Reputation: 1692
I am having trouble implementing my hash function for my hash table.
I want to hash my words such that A = 1, B = 2, C = 3, and so on. The position of the letter in the word is irrelevant, since we will consider permutations of the word. Moreover, the case of the letter will be irrelevant in this problem as well, so the value of a = the value of A = 1.
And for strings, abc = 1 + 2 + 3 = 6, bc = 2 + 3 = 5, etc.
And for cases where ab = 3 and aaa = 3, I have already had a way to handle that situation. Right now I just want to get the hash value.

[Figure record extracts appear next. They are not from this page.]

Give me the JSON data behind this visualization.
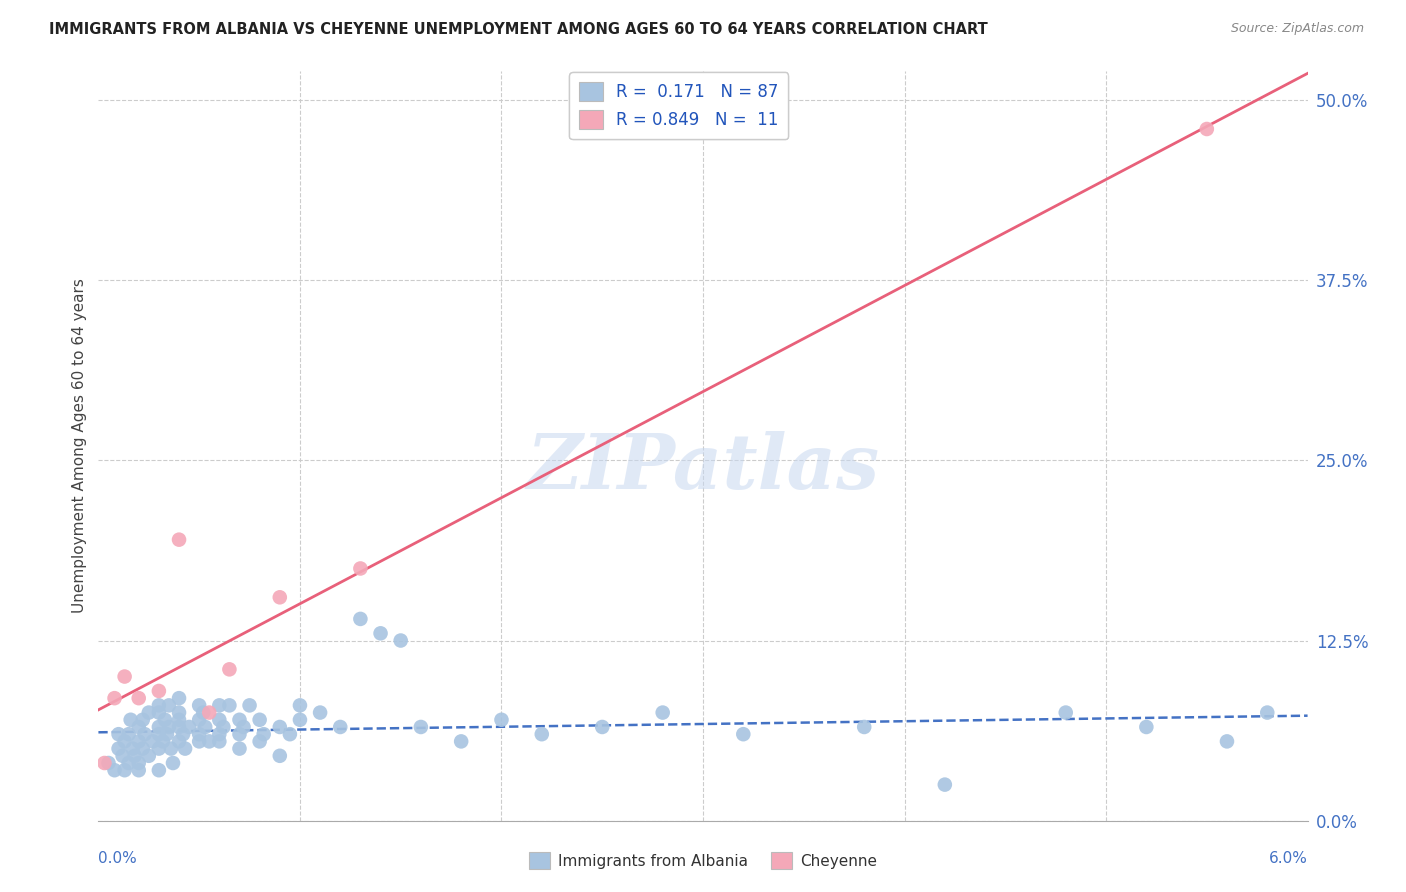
{
  "title": "IMMIGRANTS FROM ALBANIA VS CHEYENNE UNEMPLOYMENT AMONG AGES 60 TO 64 YEARS CORRELATION CHART",
  "source": "Source: ZipAtlas.com",
  "ylabel": "Unemployment Among Ages 60 to 64 years",
  "ytick_labels": [
    "0.0%",
    "12.5%",
    "25.0%",
    "37.5%",
    "50.0%"
  ],
  "ytick_values": [
    0.0,
    0.125,
    0.25,
    0.375,
    0.5
  ],
  "xtick_labels": [
    "0.0%",
    "6.0%"
  ],
  "xlim": [
    0.0,
    0.06
  ],
  "ylim": [
    0.0,
    0.52
  ],
  "r_albania": 0.171,
  "n_albania": 87,
  "r_cheyenne": 0.849,
  "n_cheyenne": 11,
  "color_albania": "#a8c4e0",
  "color_cheyenne": "#f4a8b8",
  "line_color_albania": "#4472c4",
  "line_color_cheyenne": "#e8607a",
  "watermark_color": "#c8d8f0",
  "albania_x": [
    0.0005,
    0.0008,
    0.001,
    0.001,
    0.0012,
    0.0013,
    0.0013,
    0.0015,
    0.0015,
    0.0016,
    0.0017,
    0.0018,
    0.002,
    0.002,
    0.002,
    0.002,
    0.0022,
    0.0022,
    0.0023,
    0.0025,
    0.0025,
    0.0027,
    0.003,
    0.003,
    0.003,
    0.003,
    0.003,
    0.003,
    0.0032,
    0.0033,
    0.0034,
    0.0035,
    0.0035,
    0.0036,
    0.0037,
    0.004,
    0.004,
    0.004,
    0.004,
    0.004,
    0.0042,
    0.0043,
    0.0045,
    0.005,
    0.005,
    0.005,
    0.005,
    0.0052,
    0.0053,
    0.0055,
    0.006,
    0.006,
    0.006,
    0.006,
    0.0062,
    0.0065,
    0.007,
    0.007,
    0.007,
    0.0072,
    0.0075,
    0.008,
    0.008,
    0.0082,
    0.009,
    0.009,
    0.0095,
    0.01,
    0.01,
    0.011,
    0.012,
    0.013,
    0.014,
    0.015,
    0.016,
    0.018,
    0.02,
    0.022,
    0.025,
    0.028,
    0.032,
    0.038,
    0.042,
    0.048,
    0.052,
    0.056,
    0.058
  ],
  "albania_y": [
    0.04,
    0.035,
    0.05,
    0.06,
    0.045,
    0.055,
    0.035,
    0.06,
    0.04,
    0.07,
    0.05,
    0.045,
    0.055,
    0.065,
    0.04,
    0.035,
    0.07,
    0.05,
    0.06,
    0.075,
    0.045,
    0.055,
    0.05,
    0.065,
    0.08,
    0.035,
    0.06,
    0.075,
    0.055,
    0.07,
    0.06,
    0.065,
    0.08,
    0.05,
    0.04,
    0.07,
    0.055,
    0.085,
    0.075,
    0.065,
    0.06,
    0.05,
    0.065,
    0.08,
    0.055,
    0.07,
    0.06,
    0.075,
    0.065,
    0.055,
    0.07,
    0.06,
    0.08,
    0.055,
    0.065,
    0.08,
    0.06,
    0.07,
    0.05,
    0.065,
    0.08,
    0.055,
    0.07,
    0.06,
    0.065,
    0.045,
    0.06,
    0.07,
    0.08,
    0.075,
    0.065,
    0.14,
    0.13,
    0.125,
    0.065,
    0.055,
    0.07,
    0.06,
    0.065,
    0.075,
    0.06,
    0.065,
    0.025,
    0.075,
    0.065,
    0.055,
    0.075
  ],
  "cheyenne_x": [
    0.0003,
    0.0008,
    0.0013,
    0.002,
    0.003,
    0.004,
    0.0055,
    0.0065,
    0.009,
    0.013,
    0.055
  ],
  "cheyenne_y": [
    0.04,
    0.085,
    0.1,
    0.085,
    0.09,
    0.195,
    0.075,
    0.105,
    0.155,
    0.175,
    0.48
  ],
  "albania_slope": 0.8,
  "albania_intercept": 0.058,
  "cheyenne_slope": 7.0,
  "cheyenne_intercept": 0.003
}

The problem I am having right now is that aaa is giving me 1, and ab is giving me 2.
Below is my code:
int hash(char *word)
{
int h = 1;
int i, j;
char *A;
char *a;
// an array of 26 slots for 26 uppercase letters in the alphabet
A = (char *)malloc(26 * sizeof(char));
// an array of 26 slots for 26 lowercase letters in the alphabet
a = (char *)malloc(26 * sizeof(char));
for (i = 0; i < 26; i++) {
A[i] = (char)(i + 65); // fill the array from A to Z
a[i] = (char)(i + 97); // fill the array from a to z
}
for (i = 0; i < strlen(word); i++) {
//printf("HIT\n");
for (j = 0; j < 26; j++) {
// upper and lower case have the same hash value
if (word[i] == A[j] || word[i] == a[j]) {
h = h + j; // get the hash value of the word
//printf("HIT 2\n");
break;
}
}
}
printf("H: %d\n", h);
return h;
}
Upvotes: 0
Views: 2531
Reputation: 16156
Multiple issues:
Why a dynamic array? You know the size, it isn't going to change. You could use
char A[26];
char a[26]; // you can also add initialisation, e.g. = {'a', 'b', ...

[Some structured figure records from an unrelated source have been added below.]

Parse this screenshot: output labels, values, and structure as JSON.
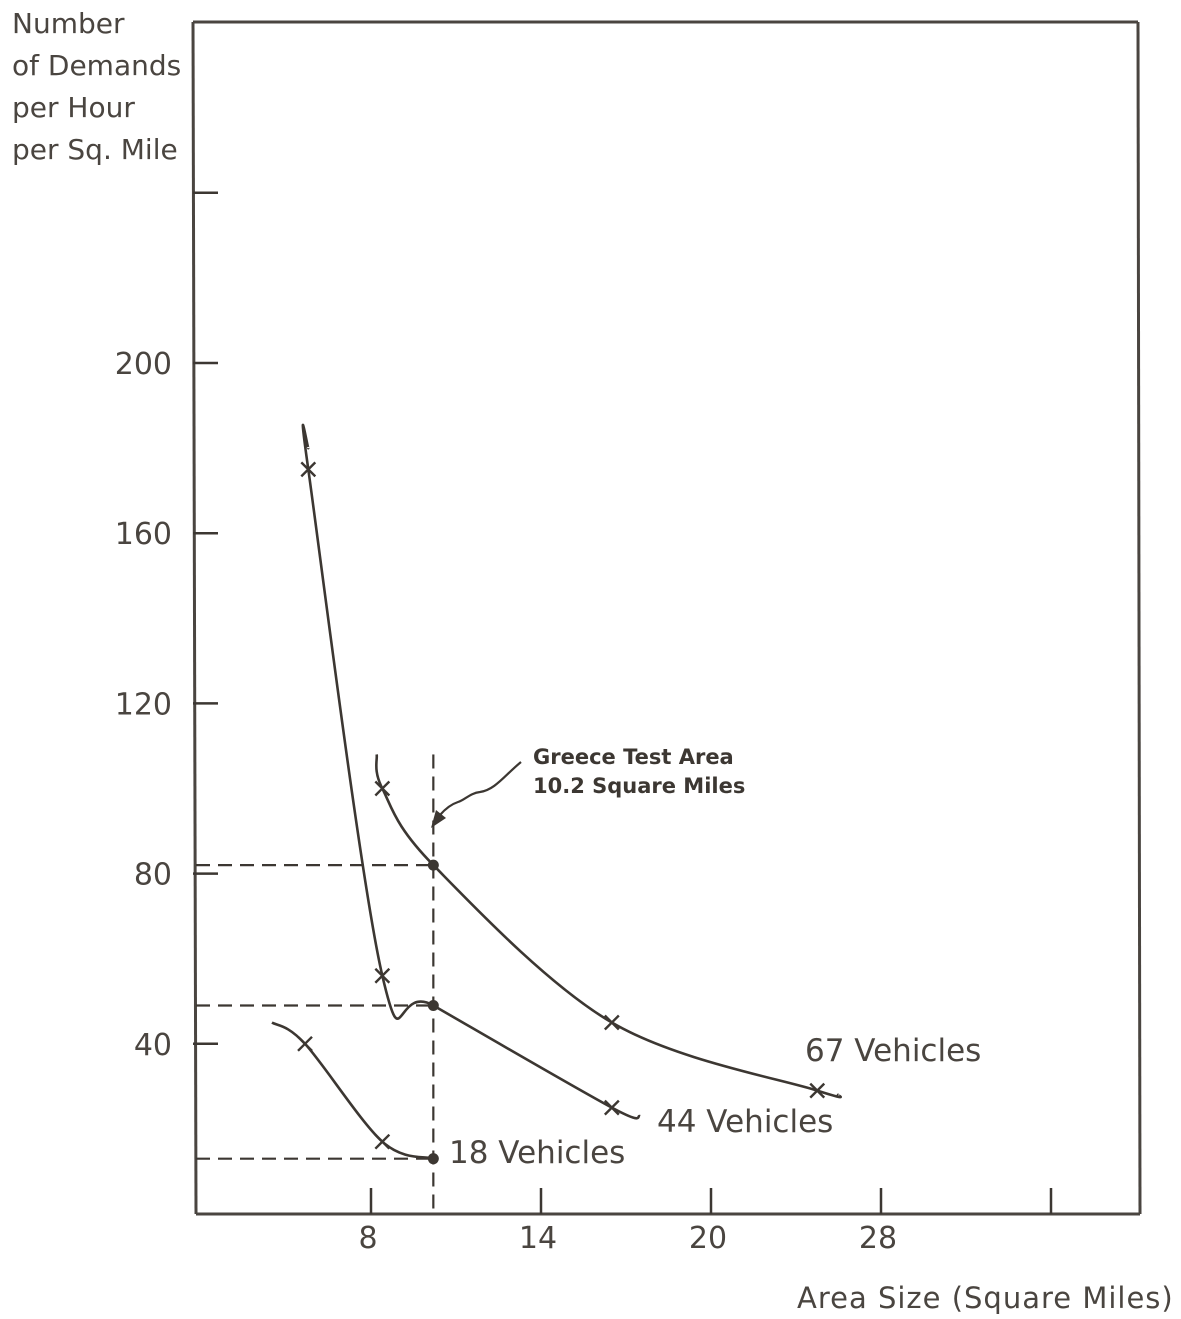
{
  "chart_data": {
    "type": "line",
    "title": "",
    "ylabel_lines": [
      "Number",
      "of Demands",
      "per Hour",
      "per Sq. Mile"
    ],
    "xlabel": "Area Size (Square Miles)",
    "x_ticks": [
      {
        "value": 8,
        "label": "8"
      },
      {
        "value": 14,
        "label": "14"
      },
      {
        "value": 20,
        "label": "20"
      },
      {
        "value": 28,
        "label": "28"
      }
    ],
    "x_unlabeled_tick_count": 1,
    "y_ticks": [
      {
        "value": 40,
        "label": "40"
      },
      {
        "value": 80,
        "label": "80"
      },
      {
        "value": 120,
        "label": "120"
      },
      {
        "value": 160,
        "label": "160"
      },
      {
        "value": 200,
        "label": "200"
      }
    ],
    "y_unlabeled_tick_count": 1,
    "ylim": [
      0,
      240
    ],
    "series": [
      {
        "name": "18 Vehicles",
        "points": [
          [
            5,
            45
          ],
          [
            6,
            40
          ],
          [
            8.4,
            17
          ],
          [
            10.2,
            13
          ]
        ],
        "markers": [
          [
            6,
            40
          ],
          [
            8.4,
            17
          ]
        ],
        "dot": [
          10.2,
          13
        ]
      },
      {
        "name": "44 Vehicles",
        "points": [
          [
            6.1,
            180
          ],
          [
            6.1,
            175
          ],
          [
            8.4,
            56
          ],
          [
            10.2,
            49
          ],
          [
            16.5,
            25
          ],
          [
            17.5,
            23
          ]
        ],
        "markers": [
          [
            6.1,
            175
          ],
          [
            8.4,
            56
          ],
          [
            16.5,
            25
          ]
        ],
        "dot": [
          10.2,
          49
        ]
      },
      {
        "name": "67 Vehicles",
        "points": [
          [
            8.2,
            108
          ],
          [
            8.4,
            100
          ],
          [
            10.2,
            82
          ],
          [
            16.5,
            45
          ],
          [
            25,
            29
          ],
          [
            26,
            28
          ]
        ],
        "markers": [
          [
            8.4,
            100
          ],
          [
            16.5,
            45
          ],
          [
            25,
            29
          ]
        ],
        "dot": [
          10.2,
          82
        ]
      }
    ],
    "reference": {
      "x": 10.2,
      "y_values": [
        82,
        49,
        13
      ]
    },
    "annotation": {
      "lines": [
        "Greece Test Area",
        "10.2 Square Miles"
      ]
    },
    "grid": false
  }
}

Why an array in the first place?
So, here is the quick fix, staying close to your code.
Taking all of the above into account, you could simplify to:
int hash(char const * string) {
int h = 0;
for (; *string; ++string) {
int index = tolower(*string) - 'a' + 1;
if ((index > 0) && (index < 27)) {
h += index;
}
}
return h;
}
When only hashing words with non special characters, you need to handle ignored words in the caller somehow.
char hash(char const * string, int * h) {
*h = 0;
for (; *string; ++string) {
int index = tolower(*string) - 'a' + 1;
if ((index > 0) && (index < 27)) {
*h += index;
} else {
return 0;
}
}
return 1;
}
That way you can use the return value to test if the word should be ignored.
Upvotes: 2
Reputation: 2785
change h=h+j
to h=h+j+1
and h=1
to h=0
.
Also you should free the allocated memory so include these lines just before return:
free(A);
free(a);
However I don't understand why so complicated code was written for such a simple task.

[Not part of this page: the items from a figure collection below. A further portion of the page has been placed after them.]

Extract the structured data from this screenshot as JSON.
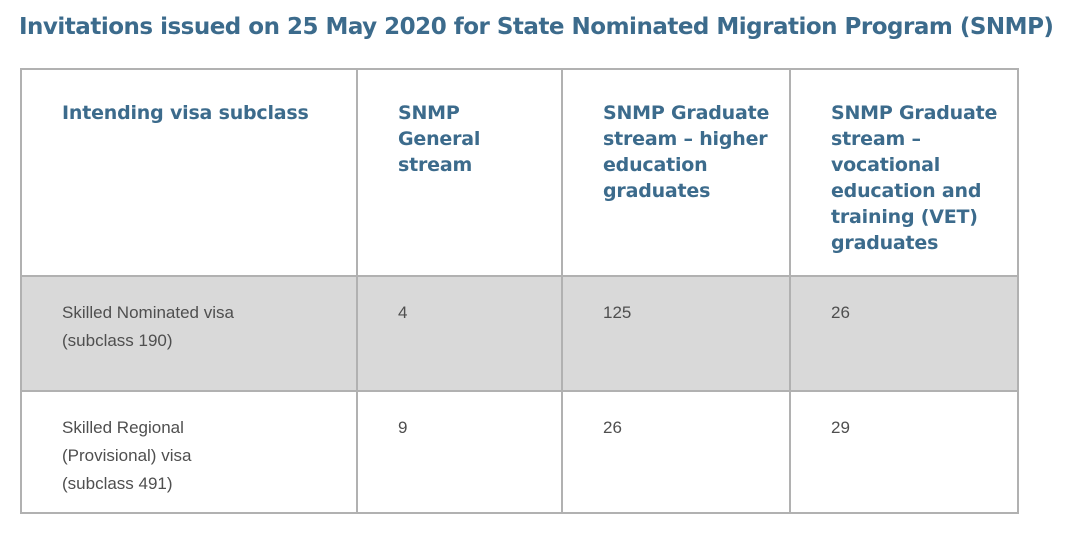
{
  "page": {
    "title": "Invitations issued on 25 May 2020 for State Nominated Migration Program (SNMP)"
  },
  "table": {
    "columns": [
      "Intending visa subclass",
      "SNMP General stream",
      "SNMP Graduate stream – higher education graduates",
      "SNMP Graduate stream – vocational education and training (VET) graduates"
    ],
    "rows": [
      {
        "label": "Skilled Nominated visa (subclass 190)",
        "label_lines": [
          "Skilled Nominated visa",
          "(subclass 190)"
        ],
        "values": [
          "4",
          "125",
          "26"
        ]
      },
      {
        "label": "Skilled Regional (Provisional) visa (subclass 491)",
        "label_lines": [
          "Skilled Regional",
          "(Provisional) visa",
          "(subclass 491)"
        ],
        "values": [
          "9",
          "26",
          "29"
        ]
      }
    ]
  },
  "colors": {
    "heading_text": "#3c6b8c",
    "body_text": "#4f4f4f",
    "shaded_row_bg": "#d9d9d9",
    "cell_border": "#b1b1b1",
    "outer_border": "#9f9f9f",
    "page_bg": "#ffffff"
  }
}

A much simpler code can be written:
int hash(char *word)
{
int sum=0;
while(*word != '\0')
{
if(*word >='A' && *word < 'A'+26)
sum=sum+(*word -'A' + 1);
else if(*word >='a' && *word < 'a'+26)
sum=sum+(*word -'a' + 1);
else
return -1;
word++;
}
return sum;
}
Upvotes: 2
Reputation: 20244
I think that changing
int h = 1;
to
int h = 0;
and
h = h + j;
to
h = h + j + 1;
will fix the issue.
The one other problem is that you forgot to free the malloc
ed memory. Also, there is no need to cast the result of malloc
(and family) in C.
This
for (i = 0; i < strlen(word); i++) {
will call strlen
in every iteration of the loop. This will reduce the performance of your program. Use
int len = strlen(word);
for (i = 0; i < len; i++) {
instead, which is much faster as strlen
isn't called in every iteration. Lastly, sizeof(char)
is 1. So you can omit it.
Upvotes: 5